I think that's arguable. (Which doesn't mean I'd want to advocate the opposite position myself, but I think it's interesting.) There might be absolute truths in aesthetics too - the fact that people argue about them doesn't change this, any more than the fact that some people think 3 x 17 = 53 alters what you said about mathematical truths.

No it doesn't of course, but let me put it another way: you could define mathematics, as some do, as being "the study of absolutely necessary truths", which implies that any other field of thought contains absolute truths only in so far as it's mathematical. I don't think aesthetics comes into that category. Nor do I think anyone thinks 3 x 17 =53, except possibly Ben Watson.

I suppose Maths has many areas of beauty.  I haven't ever really got into the maths of Bach, but gut-feel tells me his beauty is in proportion.  Perhaps subconsciously he was some sort of Mathematical Savant of Fibonnacci numbers, Primes, or some other series, who expressed himself in music rather than numbers....

Maths also has a dynamic beauty - Chaos theory and non-linear differential equations can give rise to some wonderful curves, which have movement in them.  I'm thinking of things like the Lorenz attractor.

And logic can be very attractive in the way that things fit together and don't contradict themselves - but isn't that something about the way logic works?

I think Douglas R Hoffstadter wrote about this relationship a lot in "Godel, Escher, Bach: An Eternal Golden Braid".  A long time since I read it, so I can't give more details.

But nowardays, I just view this as another aspect of how marvellous the brain is about linking concepts like Maths and Music.

Tommo

We've agreed on this point before. I think that however deep aesthetic objectivity may go, it's ultimately dependent on minds, while mathematical objectivity, appearing as it does to be fundamental not (just) to minds but to physical reality*, isn't. I think there's a clear distinction here, but I don't think I've quite put my finger yet on what. So I'll just throw it out in this form for now and see where it lands.

* ... as we experience it!

Mathematical truth is itself contingent upon certain things axiomatically assumed from the beginning (though the farther reaches of logic and set theory attempt to circumvent this). It can be said to be objectively true relative to these axioms, and also relative to an axiomatic assumption of the objective validity of the methods of deductive reasoning employed. A similar model might be able to be applied to the process of arriving at aesthetic truths.

Even the question of whether '3 x 17 = 53' is true or false depends on the construction of the numbers 3, 17 and 53 (that may seem an ultra-pedantic point, but it isn't from the point of view of set theory and the construction of numbers) and the definitions of the process of multiplication and the meaning of equivalence as represented by the equals sign.

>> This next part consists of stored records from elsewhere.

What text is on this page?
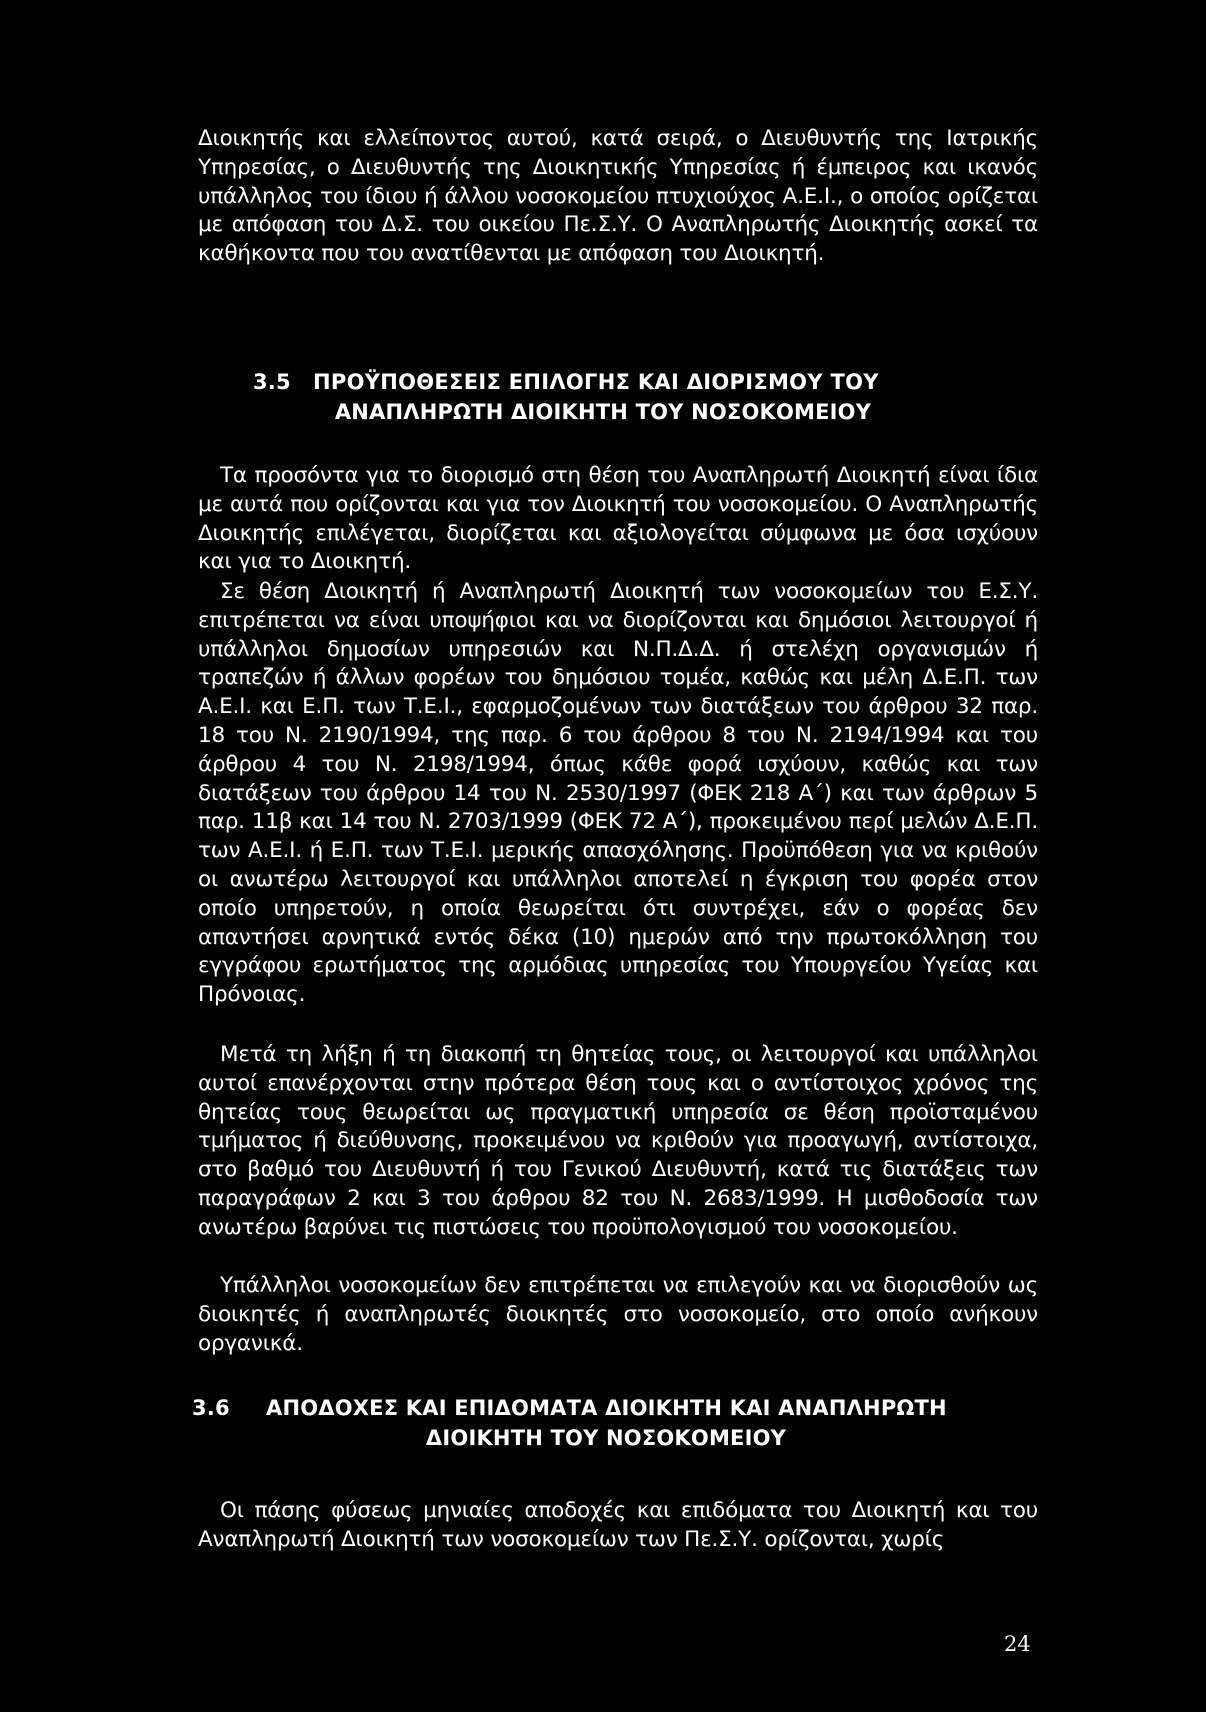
Διοικητής και ελλείποντος αυτού, κατά σειρά, ο Διευθυντής της Ιατρικής Υπηρεσίας, ο Διευθυντής της Διοικητικής Υπηρεσίας ή έμπειρος και ικανός υπάλληλος του ίδιου ή άλλου νοσοκομείου πτυχιούχος Α.Ε.Ι., ο οποίος ορίζεται με απόφαση του Δ.Σ. του οικείου Πε.Σ.Υ. Ο Αναπληρωτής Διοικητής ασκεί τα καθήκοντα που του ανατίθενται με απόφαση του Διοικητή.

3.5 ΠΡΟΫΠΟΘΕΣΕΙΣ ΕΠΙΛΟΓΗΣ ΚΑΙ ΔΙΟΡΙΣΜΟΥ ΤΟΥ
ΑΝΑΠΛΗΡΩΤΗ ΔΙΟΙΚΗΤΗ ΤΟΥ ΝΟΣΟΚΟΜΕΙΟΥ

Τα προσόντα για το διορισμό στη θέση του Αναπληρωτή Διοικητή είναι ίδια με αυτά που ορίζονται και για τον Διοικητή του νοσοκομείου. Ο Αναπληρωτής Διοικητής επιλέγεται, διορίζεται και αξιολογείται σύμφωνα με όσα ισχύουν και για το Διοικητή.

Σε θέση Διοικητή ή Αναπληρωτή Διοικητή των νοσοκομείων του Ε.Σ.Υ. επιτρέπεται να είναι υποψήφιοι και να διορίζονται και δημόσιοι λειτουργοί ή υπάλληλοι δημοσίων υπηρεσιών και Ν.Π.Δ.Δ. ή στελέχη οργανισμών ή τραπεζών ή άλλων φορέων του δημόσιου τομέα, καθώς και μέλη Δ.Ε.Π. των Α.Ε.Ι. και Ε.Π. των Τ.Ε.Ι., εφαρμοζομένων των διατάξεων του άρθρου 32 παρ. 18 του Ν. 2190/1994, της παρ. 6 του άρθρου 8 του Ν. 2194/1994 και του άρθρου 4 του Ν. 2198/1994, όπως κάθε φορά ισχύουν, καθώς και των διατάξεων του άρθρου 14 του Ν. 2530/1997 (ΦΕΚ 218 Α΄) και των άρθρων 5 παρ. 11β και 14 του Ν. 2703/1999 (ΦΕΚ 72 Α΄), προκειμένου περί μελών Δ.Ε.Π. των Α.Ε.Ι. ή Ε.Π. των Τ.Ε.Ι. μερικής απασχόλησης. Προϋπόθεση για να κριθούν οι ανωτέρω λειτουργοί και υπάλληλοι αποτελεί η έγκριση του φορέα στον οποίο υπηρετούν, η οποία θεωρείται ότι συντρέχει, εάν ο φορέας δεν απαντήσει αρνητικά εντός δέκα (10) ημερών από την πρωτοκόλληση του εγγράφου ερωτήματος της αρμόδιας υπηρεσίας του Υπουργείου Υγείας και Πρόνοιας.

Μετά τη λήξη ή τη διακοπή τη θητείας τους, οι λειτουργοί και υπάλληλοι αυτοί επανέρχονται στην πρότερα θέση τους και ο αντίστοιχος χρόνος της θητείας τους θεωρείται ως πραγματική υπηρεσία σε θέση προϊσταμένου τμήματος ή διεύθυνσης, προκειμένου να κριθούν για προαγωγή, αντίστοιχα, στο βαθμό του Διευθυντή ή του Γενικού Διευθυντή, κατά τις διατάξεις των παραγράφων 2 και 3 του άρθρου 82 του Ν. 2683/1999. Η μισθοδοσία των ανωτέρω βαρύνει τις πιστώσεις του προϋπολογισμού του νοσοκομείου.

Υπάλληλοι νοσοκομείων δεν επιτρέπεται να επιλεγούν και να διορισθούν ως διοικητές ή αναπληρωτές διοικητές στο νοσοκομείο, στο οποίο ανήκουν οργανικά.

3.6 ΑΠΟΔΟΧΕΣ ΚΑΙ ΕΠΙΔΟΜΑΤΑ ΔΙΟΙΚΗΤΗ ΚΑΙ ΑΝΑΠΛΗΡΩΤΗ
ΔΙΟΙΚΗΤΗ ΤΟΥ ΝΟΣΟΚΟΜΕΙΟΥ

Οι πάσης φύσεως μηνιαίες αποδοχές και επιδόματα του Διοικητή και του Αναπληρωτή Διοικητή των νοσοκομείων των Πε.Σ.Υ. ορίζονται, χωρίς

24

I want to add some support to the Platonic/Kantian view here in terms of mathematical laws being abstracted. One can say that music obeys mathematical laws, but music has some sort of concrete existence (just in the sense of collections of sounds), some objective reality, which maths doesn't. I'd say it makes more sense to say that we can abstract some principles from music we find important which seem to concur with other abstractions from other phenomena. Maths is a philosophical construct (as is harmony, say, to allude to CD's post), a means for attempting rationalised understanding. The 'mathematical laws' only exist as an abstraction, 'why' music obeys these laws isn't to my mind the real question, rather why does it exhibit properties that can be mapped onto those of other objective phenomena?

I'm not just referring to the symbols, but the actual concepts themselves - that's what I mean by the 'construction of numbers', recalling long lectures when I was an undergraduate on how we can construct such a system so that additive principles work. 0 was the empty set, 1 was the set with 0 as a member, {0} (I would use the empty set symbol itself if I knew how to get it on here), 2 was  {0, 1} = {0, {0}} (I think!), 3 was {1, 2} = {{0}, {0, {0}}}, and so on (hope I've remember it correctly, it was a long time ago). So addition could then be defined by this process. Relative to that definition (and how you can build definitions of subtraction, multiplication, division, etc., from it), then it can be proved that, say, 3 x 17 = 53. Whether we replace 3 with £ and/or 17 with $ doesn't really affect this. By this type of view, I think the whole concept of 3 doesn't exist until we have defined it (this is the purest of pure maths, of course).

However, one could also argue that 3 (or 17 or whatever) are a priori categories of knowledge, and as such exist prior to any constructions of them such as that above. I'm not sure if the same could necessarily be said of multiplication or equivalence, though? We need those concepts as well as the concepts of the numbers in order to be able to prove that the proposition is true.

I've never had any epiphanies but I had a sort of hunch once that Group Theory might be an area of mathematics which would be fruitful for composers to draw on. Never followed it up though. Maybe it's old hat and people have done it for years?